While January doesn’t generally make one think of baseball—especially with all the snow and ice and torrential rain of late—there is one local winter tradition which will bring back happy memories of the ballpark.
Now in its seventh year, the Scotiabank Vancouver Canadians Hot Stove Luncheon serves up healthy portions of inside baseball and camaraderie this coming Friday (January 20), with proceeds going towards a number of great causes.
“It started out with a few guys out at the Oakridge Community Centre having a cup of coffee,” recalls Canadians co-owner Jake Kerr of the event’s humble beginnings, “and it’s now grown to 750 people coming to lunch at the Hotel Vancouver in two ballrooms.”
With a number of special guests attending, the lunch promises to be a real treat for any baseball fan—especially those who root for the Canadians’ parent team, the Toronto Blue Jays.
“We’re thrilled to have Paul Beeston, president emeritus of the Blue Jays, back. He’s one of the icons of Canadian baseball and was the first employee of the Jays back in the ‘70s. We also have Charlie Wilson, the Jays’ director of minor-league operations, and relief pitcher Joe Biagini, who played in the Canadians’ league before he made it to the majors.”
Clearly, however, the gregarious Kerr is most excited about all the charitable benefits the luncheon will help bring about.
“Jeff Mooney, my partner, has been instrumental in putting together The Vancouver Canadians Foundation, and this event is for its benefit. The foundation has welcomed more than 1500 underpriviliged kids to Nat Bailey in the summer—we try to teach them a little bit about baseball, life, and winning and losing. Everyone gets a bag with a bat and a glove and a ball and a uniform. It’s a joint venture with the Boys & Girls Club, The Sports Exchange, and Scotiabank, and it’s a project we’re very proud of.”
Kerr also notes that some proceeds go towards UBC baseball scholarships.
“We’ve given twenty so far, they allow UBC to recruit baseball players who normally would go to the U.S. UBC’s baseball program has really been first-class for the past 15 or 20 years, and we’ve had a number of major-league guys drafted out of UBC.

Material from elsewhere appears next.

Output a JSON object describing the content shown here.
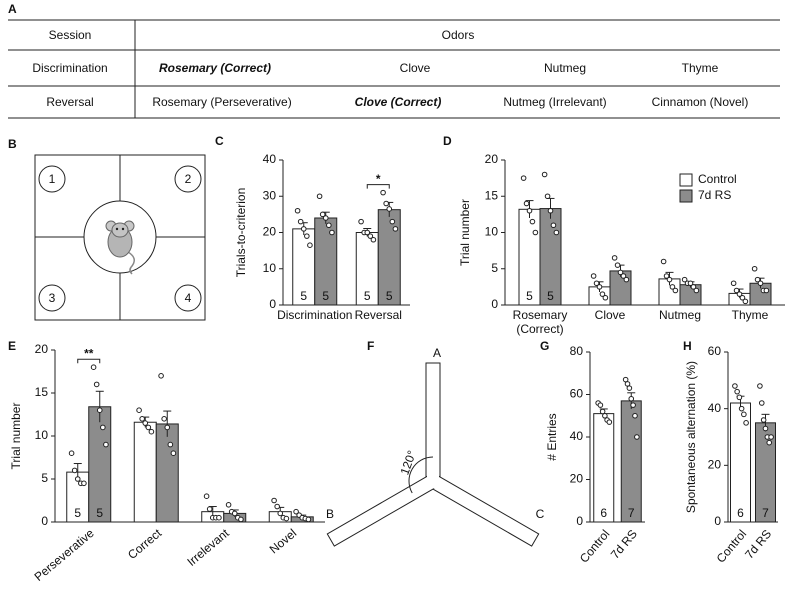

“We were also really pleased to build the first Challenger baseball field in Canada,” Kerr continues happily, noting the opportunity for children with cognitive or physical disabilities to play ball in HillcrestPark right next to the Canadians.
“It was a joint venture of the Variety Club, the Parks Board, the Blue Jays and ourselves, and the turf that they have there is fantastic—it’s better than Nat Bailey!”

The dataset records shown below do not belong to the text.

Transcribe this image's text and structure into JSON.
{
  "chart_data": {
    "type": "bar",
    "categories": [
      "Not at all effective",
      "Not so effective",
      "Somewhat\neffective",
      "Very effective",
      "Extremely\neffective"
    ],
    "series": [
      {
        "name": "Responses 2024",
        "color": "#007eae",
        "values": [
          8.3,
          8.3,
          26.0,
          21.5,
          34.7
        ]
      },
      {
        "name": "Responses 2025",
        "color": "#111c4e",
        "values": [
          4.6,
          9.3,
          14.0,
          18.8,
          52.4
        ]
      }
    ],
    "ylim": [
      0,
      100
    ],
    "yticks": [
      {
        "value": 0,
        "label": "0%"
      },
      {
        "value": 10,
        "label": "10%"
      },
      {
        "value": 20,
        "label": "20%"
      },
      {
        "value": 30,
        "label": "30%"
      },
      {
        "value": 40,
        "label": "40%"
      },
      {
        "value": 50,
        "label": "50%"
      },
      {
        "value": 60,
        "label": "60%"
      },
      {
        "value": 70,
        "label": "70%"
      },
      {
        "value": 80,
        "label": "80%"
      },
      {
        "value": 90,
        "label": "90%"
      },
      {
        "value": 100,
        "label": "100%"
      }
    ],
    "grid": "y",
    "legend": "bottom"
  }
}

Of course, a conversation with Kerr can’t help winding around to the Canadians, and the team’s fortunes for the upcoming season.
“It was all very well that [former Jays GM] Alex Anthopolous traded for some great names and great people,” he remarks, acknowledging that the Canadians’ roster is subject to the vagaries of the Jays’ head office. “But he also traded away some great prospects.”
“We were at the winter meeting with [Blue Jays President and CEO] Mark Shapiro and their general manager,” Kerr says, “and they tell us we should have a better team here by far then we had the last couple of years. and the level of talent we get this year should be substantially improved. So, we think we’re going to have a great season!”